Implementing models¶
Please inspect the source files of the already available hydrological
models in detail to understand how to implement new ones correctly.
HydPy provides many standard features, allowing you to write straightforward
model source code in many cases. However, you are free to implement any
functionalities you find missing (see for example the complex “connect”
method defined by the hbranch
model). If those functionalities might
be of importance to other models as well, consider to generalise them
and to add them to the suitable subpackage.
The main effort of creating new models is not to write the source code,
but to document it thoroughly and to prove it is working correctly.
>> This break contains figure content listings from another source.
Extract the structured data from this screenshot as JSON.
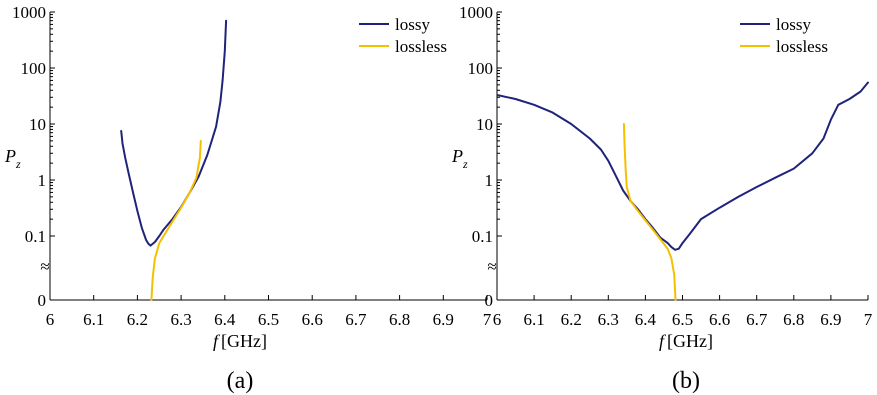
{
  "chart_data": [
    {
      "type": "line",
      "panel_label": "(a)",
      "xlabel_italic": "f",
      "xlabel_unit": "[GHz]",
      "ylabel_main": "P",
      "ylabel_sub": "z",
      "xlim": [
        6.0,
        7.0
      ],
      "x_ticks": [
        "6",
        "6.1",
        "6.2",
        "6.3",
        "6.4",
        "6.5",
        "6.6",
        "6.7",
        "6.8",
        "6.9",
        "7"
      ],
      "y_scale": "log with break to 0",
      "y_ticks": [
        "1000",
        "100",
        "10",
        "1",
        "0.1",
        "0"
      ],
      "y_break_symbol": "≈",
      "legend_position": "top-right",
      "series": [
        {
          "name": "lossy",
          "color": "#1f237a",
          "x": [
            6.163,
            6.166,
            6.172,
            6.18,
            6.19,
            6.2,
            6.21,
            6.22,
            6.225,
            6.23,
            6.24,
            6.25,
            6.26,
            6.28,
            6.3,
            6.32,
            6.34,
            6.36,
            6.38,
            6.39,
            6.395,
            6.4,
            6.403
          ],
          "y": [
            7.5,
            4.5,
            2.5,
            1.3,
            0.6,
            0.28,
            0.14,
            0.075,
            0.058,
            0.05,
            0.065,
            0.1,
            0.13,
            0.2,
            0.33,
            0.6,
            1.15,
            2.8,
            9,
            25,
            60,
            200,
            700
          ]
        },
        {
          "name": "lossless",
          "color": "#f5c000",
          "x": [
            6.232,
            6.235,
            6.24,
            6.25,
            6.26,
            6.28,
            6.3,
            6.32,
            6.335,
            6.343,
            6.345
          ],
          "y": [
            0,
            0.005,
            0.02,
            0.06,
            0.1,
            0.18,
            0.32,
            0.6,
            1.1,
            2.5,
            5
          ]
        }
      ]
    },
    {
      "type": "line",
      "panel_label": "(b)",
      "xlabel_italic": "f",
      "xlabel_unit": "[GHz]",
      "ylabel_main": "P",
      "ylabel_sub": "z",
      "xlim": [
        6.0,
        7.0
      ],
      "x_ticks": [
        "6",
        "6.1",
        "6.2",
        "6.3",
        "6.4",
        "6.5",
        "6.6",
        "6.7",
        "6.8",
        "6.9",
        "7"
      ],
      "y_scale": "log with break to 0",
      "y_ticks": [
        "1000",
        "100",
        "10",
        "1",
        "0.1",
        "0"
      ],
      "y_break_symbol": "≈",
      "legend_position": "top-right",
      "series": [
        {
          "name": "lossy",
          "color": "#1f237a",
          "x": [
            6.0,
            6.05,
            6.1,
            6.15,
            6.2,
            6.25,
            6.28,
            6.3,
            6.32,
            6.34,
            6.36,
            6.38,
            6.4,
            6.42,
            6.44,
            6.46,
            6.47,
            6.48,
            6.49,
            6.5,
            6.52,
            6.55,
            6.6,
            6.65,
            6.7,
            6.75,
            6.8,
            6.85,
            6.88,
            6.9,
            6.92,
            6.95,
            6.98,
            7.0
          ],
          "y": [
            33,
            28,
            22,
            16,
            10,
            5.5,
            3.5,
            2.2,
            1.2,
            0.65,
            0.42,
            0.3,
            0.2,
            0.14,
            0.09,
            0.06,
            0.045,
            0.037,
            0.04,
            0.06,
            0.11,
            0.2,
            0.32,
            0.5,
            0.75,
            1.1,
            1.6,
            3,
            5.5,
            12,
            22,
            28,
            38,
            55
          ]
        },
        {
          "name": "lossless",
          "color": "#f5c000",
          "x": [
            6.342,
            6.344,
            6.347,
            6.35,
            6.36,
            6.38,
            6.4,
            6.42,
            6.44,
            6.46,
            6.47,
            6.478,
            6.481
          ],
          "y": [
            10,
            4,
            1.5,
            0.75,
            0.42,
            0.28,
            0.19,
            0.13,
            0.08,
            0.04,
            0.02,
            0.006,
            0
          ]
        }
      ]
    }
  ]
}
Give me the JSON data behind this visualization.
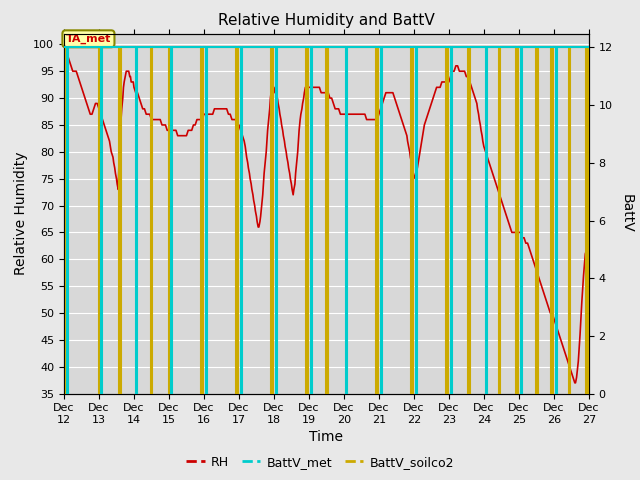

Each docstring of a calculation method must contain at least a short
description, lists of the required, calculated, and updated variables
(linked via substitutions), the basic equation in LaTeX style,
and doctests covering all anticipated usages of the method, even the
unlikely ones. The docstrings of all Parameter
or Sequence_
subclasses containing “special” source code (for example modifications
of trim()
) must contain doctests addressing these code sections.
Finally, write integration tests for each application model based on
class IntegrationTest
, explaining all model functionalities in detail
both with text and bokeh plots, and preventing future regression by
sufficiently complete tabulated calculation results.